Perhaps the biggest news recently is a BBC- and Amazon-produced adaptation of Pratchett’s sensational collaboration with one of the other great minds in fantasy, Neil Gaiman. Gaiman himself (of American Gods fame) is writing and acting as show runner for a six-part Good Omens series coming in 2019. The series has wrapped primary filming as of March 2018 and will feature a sensational cast including David Tennant, Michael Sheen, and Jon Hamm. The show is also being produced by Pratchett’s longtime assistant and friend Rob Wilkins, and was allegedly a posthumous wish from Pratchett to his friend Neil Gaiman, who has approached the project with vigour and care befitting his close relationship with Sir Terry.
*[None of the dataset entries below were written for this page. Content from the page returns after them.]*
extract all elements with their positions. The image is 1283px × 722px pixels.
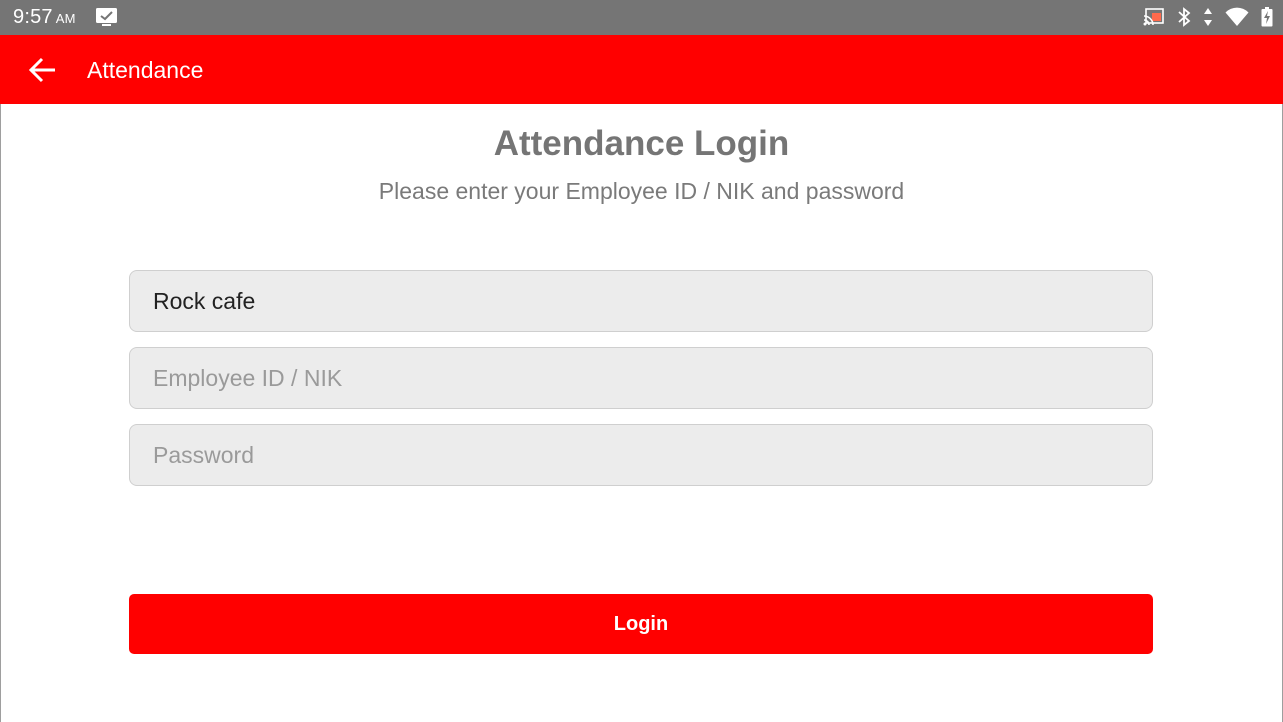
page-title: Attendance Login xyxy=(493,124,790,163)
wifi-icon xyxy=(1225,7,1249,32)
login-button[interactable]: Login xyxy=(129,594,1153,654)
battery-charging-icon xyxy=(1261,7,1273,32)
password-field[interactable] xyxy=(129,424,1153,486)
employee-id-field[interactable] xyxy=(129,347,1153,409)
back-arrow-icon xyxy=(26,57,60,89)
page-subtitle: Please enter your Employee ID / NIK and … xyxy=(378,178,905,204)
status-bar: 9:57 AM xyxy=(0,0,1283,35)
notification-check-icon xyxy=(95,7,118,27)
status-clock: 9:57 AM xyxy=(13,6,76,29)
app-bar-title: Attendance xyxy=(87,57,204,83)
back-button[interactable] xyxy=(26,55,60,85)
data-arrows-icon xyxy=(1203,7,1213,32)
app-bar: Attendance xyxy=(0,35,1283,104)
login-form: Attendance Login Please enter your Emplo… xyxy=(0,104,1283,722)
status-time-ampm: AM xyxy=(55,11,76,26)
store-name-field[interactable] xyxy=(129,270,1153,332)
status-time-value: 9:57 xyxy=(13,6,53,28)
bluetooth-icon xyxy=(1177,7,1191,32)
cast-icon xyxy=(1143,8,1165,31)
status-icons xyxy=(1143,7,1273,32)
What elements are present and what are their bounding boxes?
With all these exciting projects on the horizon, what does the man’s words and legacy mean in 2018? A world feeling increasingly divided, cynical, and with technology seemingly increasing this divide by disruption of traditional life and creating information bubbles online? We need a fantastical satirical lens that steps back from our everyday experiences more than ever.

Personally, Sir Terry was important to me. He was, along with Tolkien, the author that made me a reader and a librarian who takes a stab at writing in his free time. It was his humor, his heart, and his characters that drew me in. It felt like Dickens in a fantasy world, taking aim at social ills through massive mainstream popularity with his unique brand of moral outrage. He taught me to question, get angry, but never give up. He was affable and good natured, but did not suffer fools. Sam Vimes made me righteous, and Small Gods taught me to question things with my own critical eye.

Pratchett was a humanist in the vein of Kurt Vonnegut, never failing to believe in humanity’s capacity for screwing up or doing good. His work often involved heavy material like death, oppression, sexism, and poverty. Characters that would cause problems by simply acting like humans: good, bad, or indifferent. However, his work wasn’t cynical. It didn’t discard people, it expressed a hope in the potential of people and what they can do as he poked fun at our foolishness and worst impulses. Throughout 41 Discworld books and all the others he wrote outside of Discworld, he took on every issue humans confront in our society and our lives, and these are issues that need to be addressed today, maybe even more so. Sexism, prejudice, populism, snobbery, and education: he tackled them all with a heart of gold and a seething anger at unfairness.

Despite this, it wasn’t preachy. It was aggressive empathy on and off Discworld. Pratchett understood why people could make mistakes but still be worthy of respect, or disagree with someone likewise. The villains in Discworld may be misguided individuals that we can see aspects of ourselves in, and are rarely flat-out “evil” for the sake of storytelling convenience. He even made death itself an empathetic character. Death, the ultimate enemy of mankind, was far from a simplistic “evil” character on Discworld. He enjoyed curry, cats, and would indulge people’s last wishes and questions.

Pratchett famously was an atheist, or at least an agnostic humanist. And while he poked at organized religion in his writing, he again always treated the characters involved as full humans who had their own experiences and reasons for believing in whatever they chose. While he wrote ethics that came from characters and societies trying to share the world together, such as in his Carnegie medal–winning “Amazing Maurice and his Educated Rodents,” wherein the rodents come up with morality before belief.

In our increasingly divided world, we need these ideas. We need this perspective and this train of thought. We all need to be firm thinkers and have our values and perspective, but also keep our empathy and remember that we are dealing with other real humans who feel, hurt, and love just as we ourselves do. Be firm, thoughtful and kind, and campaign against wrong. We should all strive to be more Terry.